Trump said in a White House statement Thursday night that the tariff is meant to address a "border crisis" that has resulted in America being "invaded by hundreds of thousands of people." He said if Mexico doesn't halt the flow of those undocumented migrants, the U.S. will progressively raise the overarching tariff to 25% by Oct. 1.
Trump on Twitter: On June 10th, the United States will impose a 5% Tariff on all goods coming into our Country from Mexico, until such time as illegal migrants coming through Mexico, and into our Country, STOP. The Tariff will gradually increase until the Illegal Immigration problem is remedied
Mexico is America's third-largest goods trading partner. The U.S. exported $265 billion of goods to Mexico in 2018, according to the Office of the United States Trade Representative.
John Negroponte, the U.S. ambassador to the United Nations during the second Bush administration and now vice chairman of consultancy McLarty Associates, said on CNBC's "Street Signs" that Trump's announcement was "ill-timed," given that the process to ratify the three-country trade deal — the United States-Mexico-Canada Agreement — has just kicked off.

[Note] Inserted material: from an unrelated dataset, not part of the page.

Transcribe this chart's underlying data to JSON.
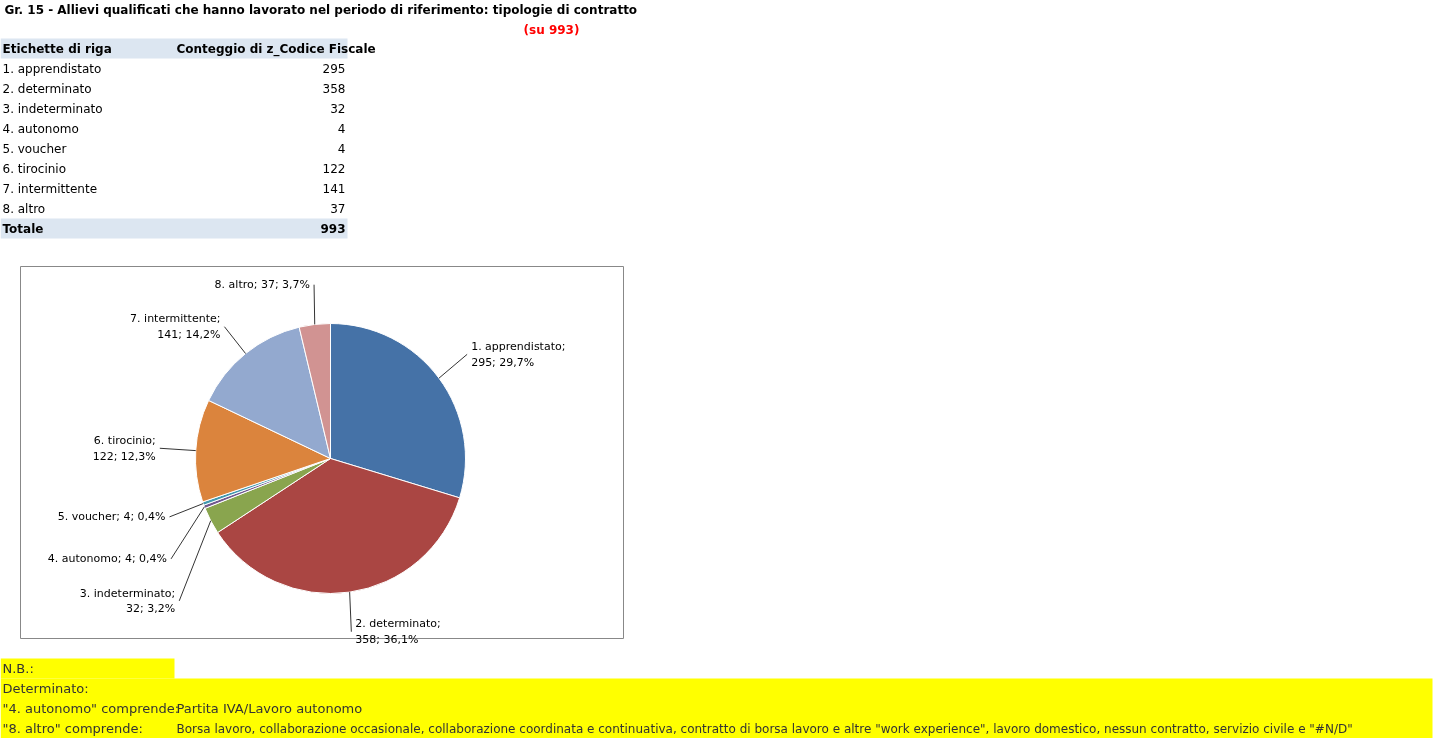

Negroponte, who also served as U.S. ambassador to Honduras, Mexico, the Philippines and Iraq, said Trump's announcement put American exporters at "a certain amount of jeopardy."
Negroponte is hardly the only one predicting a tougher route for ratification of the USMCA, which is intended to be an updated version of the North American Free Trade Agreement. Some say that the deal could have had an easy passage through Mexico's Congress before Trump's latest threats, but it has become politically difficult for lawmakers to ratify it now.
Juan Carlos Hartasanchez, senior director at advisory firm Albright Stonebridge Group, said it seemed unlikely that the USMCA will be ratified this year.
"Many congressmen and senators in Mexico are going to be asking themselves whether or not they're in a position to ratify an agreement when they have a gun pointed to their heads. So it just becomes a very complicated situation," he told CNBC's "Street Signs."
It's not just Mexican lawmakers that will reconsider their stance on the trade deal, said William Reinsch, senior advisor and Scholl Chair in international business at the Center for Strategic and International Studies.
The president's threat "will probably end up torpedoing the USMCA agreement," Reinsch told CNBC's "Squawk Box." He predicted that Mexico "will probably be forced to retaliate," while the Democratic-controlled House will also "react very negatively."
The House has had lingering concerns about the new three-party trade deal. After U.S. Trade Representative Robert Lighthizer on Thursday sent a letter to congressional leaders to kick start the process of approving the USMCA, House Speaker Nancy Pelosi issued a statement suggesting that the deal lacks "strong enforcement provisions."
Mick Mulvaney, acting White House chief of staff, told reporters the tariff wouldn't affect the approval of the USMCA. He insisted that the latest threatened tariff is "part of an immigration problem," and isn't related to trade.